Interpretation: The video introduces the concept of Union of Events, written as \(A \cup B\), which indicates that:

• Event A occurs,
  
• OR event B occurs,
  
• OR both occur.

Using a Venn diagram helps visualize how the events overlap.

The formula for calculating the probability of a union is:

\[ P(A \cup B) = P(A) + P(B) - P(A \cap B) \]

The subtraction of \(P(A \cap B)\) prevents double-counting outcomes that belong to both A and B.

Example: When rolling two dice, the sample space contains 36 possible outcomes.
Using the union formula allows us to correctly calculate the probability of events involving combined results from both dice.

5.1 Mutually Exclusive Events

Interpretation:
Two events are called mutually exclusive if they cannot occur at the same time.
If one event happens, the other one is guaranteed not to happen.

Formula:
Because they do not overlap: \[ P(A \cap B) = 0 \]

Thus, the union becomes: \[ P(A \cup B) = P(A) + P(B) \]

Example:
Rolling a single die:
- A = outcome is 2
- B = outcome is 5

These events cannot occur simultaneously, so: \[ P(A \cup B) = \frac{1}{6} + \frac{1}{6} = \frac{1}{3} \]

# Mutually Exclusive Example
# Event A = roll a 2
# Event B = roll a 5

P_A <- 1/6
P_B <- 1/6

# Because A and B cannot happen together
P_union <- P_A + P_B

cat("P(A):", P_A, "\n")

## P(A): 0.1666667

cat("P(B):", P_B, "\n")

## P(B): 0.1666667

cat("P(A ∪ B):", P_union, "\n")

## P(A ∪ B): 0.3333333

5.2 Exhaustive Events

Interpretation:
Events are called exhaustive if together they cover the entire sample space.
This means no possible outcome is left out.

Formula:
If A and B together include all outcomes: \[ P(A \cup B) = 1 \]

Example:
Rolling a die:
A = outcome is even {2, 4, 6}
B = outcome is odd {1, 3, 5}

Together, they cover all 6 outcomes:
\[ P(A \cup B) = 1 \]

# Exhaustive Events Example
# A = even numbers
# B = odd numbers

P_even <- 3/6
P_odd  <- 3/6

# Because even + odd cover all possible outcomes
P_union_exhaustive <- P_even + P_odd

cat("P(Even):", P_even, "\n")

## P(Even): 0.5

cat("P(Odd):", P_odd, "\n")

## P(Odd): 0.5

cat("P(A ∪ B):", P_union_exhaustive, "\n")

## P(A ∪ B): 1

Conclusion Mutually exclusive events cannot occur at the same time, so their intersection is zero.
Exhaustive events together include all possible outcomes, so their union equals one.
These concepts help determine how events relate within the sample space and how their probabilities should be combined.

6.1 Binomial Experiment

Interpretation:
A process is called a binomial experiment if it meets the following four conditions:

1. It consists of n repeated trials.
   
2. Each trial has only two possible outcomes (success or failure).
   
3. The probability of success p remains constant.
   
4. Each trial is independent.

Example:
In the video:
- n = 3 trials
- p = 0.70 probability of success
We calculate the probability for X = 0, 1, 2, 3 successes.

6.2 Binomial Formula

Interpretation:
The binomial formula gives the probability of getting exactly k successes in n trials.

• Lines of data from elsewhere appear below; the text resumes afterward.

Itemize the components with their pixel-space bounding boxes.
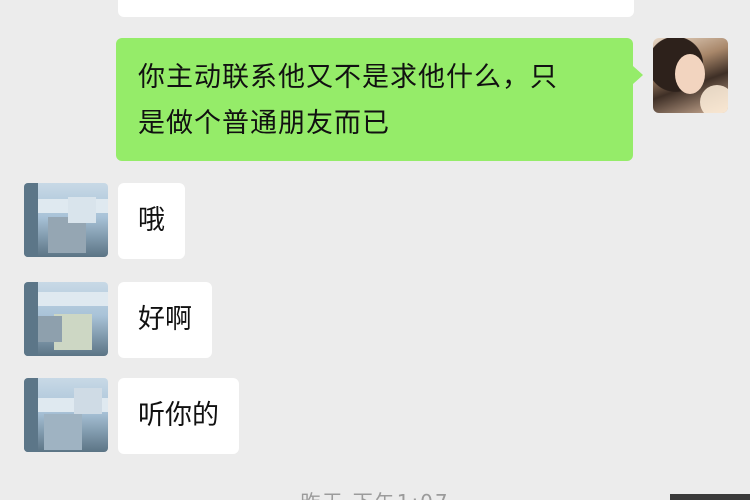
- avatar-face: [675, 54, 705, 94]
- contact-avatar[interactable]: [24, 183, 108, 257]
- outgoing-message-bubble[interactable]: 你主动联系他又不是求他什么，只 是做个普通朋友而已: [116, 38, 643, 161]
- chat-window: 你主动联系他又不是求他什么，只 是做个普通朋友而已 哦 好啊 听你的 昨天 下午…: [0, 0, 750, 500]
- previous-message-bubble[interactable]: [118, 0, 634, 17]
- incoming-message-bubble[interactable]: 好啊: [118, 282, 212, 358]
- avatar-edge: [24, 282, 38, 356]
- message-timestamp: 昨天 下午1:07: [0, 486, 750, 500]
- avatar-block: [34, 316, 62, 342]
- contact-avatar[interactable]: [24, 378, 108, 452]
- avatar-edge: [24, 378, 38, 452]
- my-avatar[interactable]: [653, 38, 728, 113]
- avatar-block: [74, 388, 102, 414]
- contact-avatar[interactable]: [24, 282, 108, 356]
- incoming-message-bubble[interactable]: 听你的: [118, 378, 239, 454]
- avatar-edge: [24, 183, 38, 257]
- avatar-block: [68, 197, 96, 223]
- incoming-message-bubble[interactable]: 哦: [118, 183, 185, 259]
- watermark-mark: [670, 494, 750, 500]
- avatar-block: [44, 414, 82, 450]
- avatar-light: [700, 85, 728, 113]
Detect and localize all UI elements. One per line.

\[ P(X = k) = \binom{n}{k} p^k (1-p)^{n-k} \]

Example:
Find the probability of exactly 2 successes out of 3 trials
with p = 0.70.

# Binomial Experiment (Video Example)

n <- 3       # number of trials
p <- 0.70    # probability of success
x <- 0:n     # possible number of successes

# Binomial probabilities for X = 0, 1, 2, 3
prob_table <- data.frame(
  Successes = x,
  Probability = dbinom(x, n, p)
)

print("Binomial Experiment Probabilities:")

## [1] "Binomial Experiment Probabilities:"

print(prob_table)

##   Successes Probability
## 1         0       0.027
## 2         1       0.189
## 3         2       0.441
## 4         3       0.343

# Binomial Formula Example
k <- 2  # exactly 2 successes

P_exact_k <- choose(n, k) * p^k * (1 - p)^(n - k)

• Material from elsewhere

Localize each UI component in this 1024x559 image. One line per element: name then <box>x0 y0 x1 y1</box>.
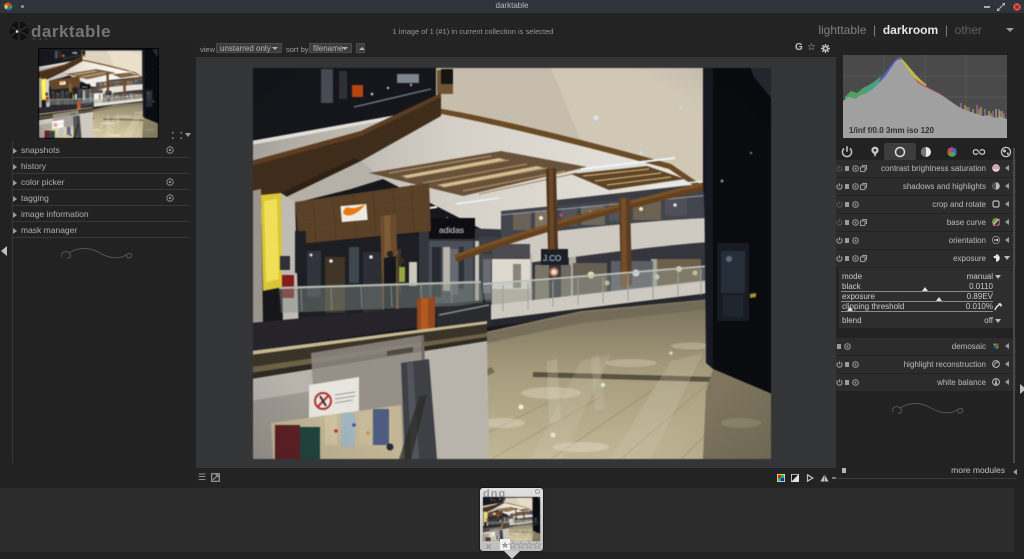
svg-text:1/inf f/0.0 3mm iso 120: 1/inf f/0.0 3mm iso 120 <box>849 126 934 135</box>
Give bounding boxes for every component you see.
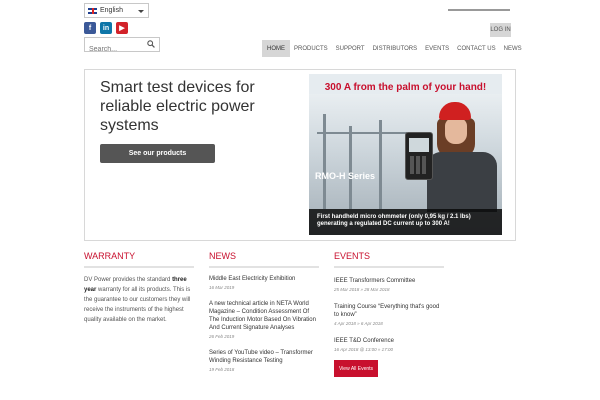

cat("\nProbability of exactly 2 successes (Binomial Formula):\n")

## 
## Probability of exactly 2 successes (Binomial Formula):

cat("P(X = 2) =", P_exact_k, "\n")

## P(X = 2) = 0.441

Conclusion A binomial experiment deals with repeated trials that have only success or failure. The binomial formula allows us to compute the probability of exactly k successes. Both concepts work together to describe discrete probability events.